Saturday, July 12, 2014

Do the Math

By Keith N Fisher

While writing my historical novel the other day, I discovered a new problem. Well, It’s not that new. How do you get eight shots from a six-shooter, without the cowboy reloading? The endless supply of ammunition has been a problem before. Also a muzzle loader is not a repeating weapon. The mountain man has to set the rifle but on the ground or on his foot, put a load of powder into the barrel, and tamp it down with a patch. Then he adds the bullet and tamps it down. Next he must pour powder into the flash pan, cock the hammer, shoulder the weapon and fire.

This last step became easier with the advent of percussion caps. Incidentally, the term just a flash in the pan, came from the old flintlock muzzle loading rifles. The editors at Wikipedia said it best,

From the days of flintlock firearms, where the main charge was intended to be fired by a small charge of gunpowder in the priming pan. If the resultant fire did not pass through the touch-hole and ignite the main charge, the momentary coruscation produced noise and smoke, but no substantial effect, and was termed a “flash in the pan”. Sometimes called "fluff in the pan", the term refers to any ineffectual, short, spasmodic effort which dies in the attempt, such as an explosion of priming in the lockpan of a gun, while the gun itself does not go off.

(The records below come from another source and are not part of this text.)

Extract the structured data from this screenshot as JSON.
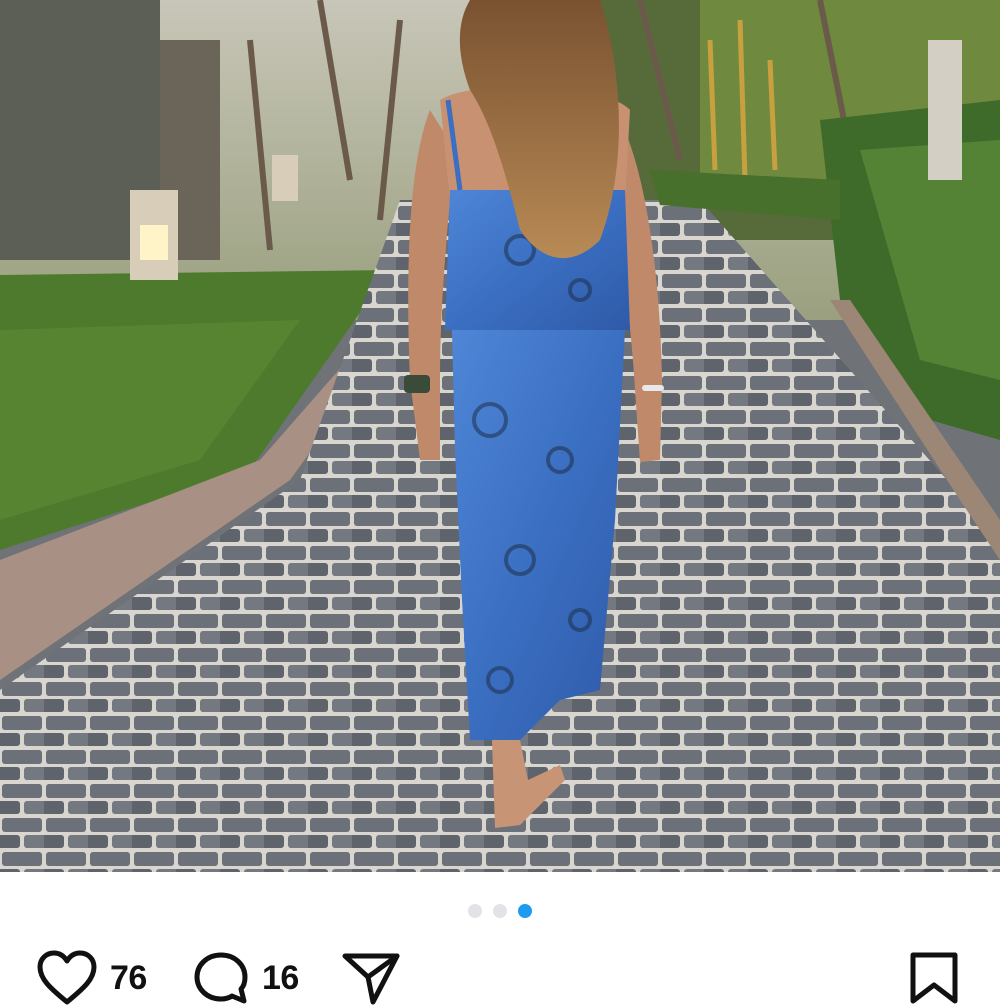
{
  "post": {
    "image_description_name": "post-photo",
    "carousel": {
      "total": 3,
      "active_index": 2
    },
    "likes_count": "76",
    "comments_count": "16"
  },
  "icons": {
    "like": "heart-icon",
    "comment": "comment-bubble-icon",
    "share": "paper-plane-icon",
    "save": "bookmark-icon"
  },
  "colors": {
    "active_dot": "#1d9bf0",
    "inactive_dot": "#e2e3e6",
    "icon": "#111111"
  }
}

Anyway, the problem I ran into was numbers of horses and wagons versus number of available drivers. My character is part of freight hauling wagon-company and the problems they have leave men dead and wagons to drive. Adding the sell and theft of horses, and wagons intensified the problem.

I needed to get out a calculator and do the math. I was right. I ended up with too many horse teams and not enough drivers for the number of wagons. I spent two days fixing the plot. Now, if anyone cares to pay attention, they won’t discover any loopholes with my arithmetic.

I do have another problem though. The story was set during a time just before repeating rifles were invented. And most of the handguns were also muzzle loaders. I keep writing with the mindset of the Hollywood western. Too many bullets flying, and not enough reloading.

Yes I might be nitpicking, but I know there are those who pounce on historical fiction looking for inaccuracies.

Good luck with your writing—see you next week.  

1 comment:

Nissa Annakindt said...

Most of what I know on the topic comes from reading Western novels, but I do believe that men often had more than one gun on them to avoid the reloading problem.
That being said, there is no way they could have put the amount of fire in the air that a modern moviemaker would want.

Congratulations on your commitment to being realistic.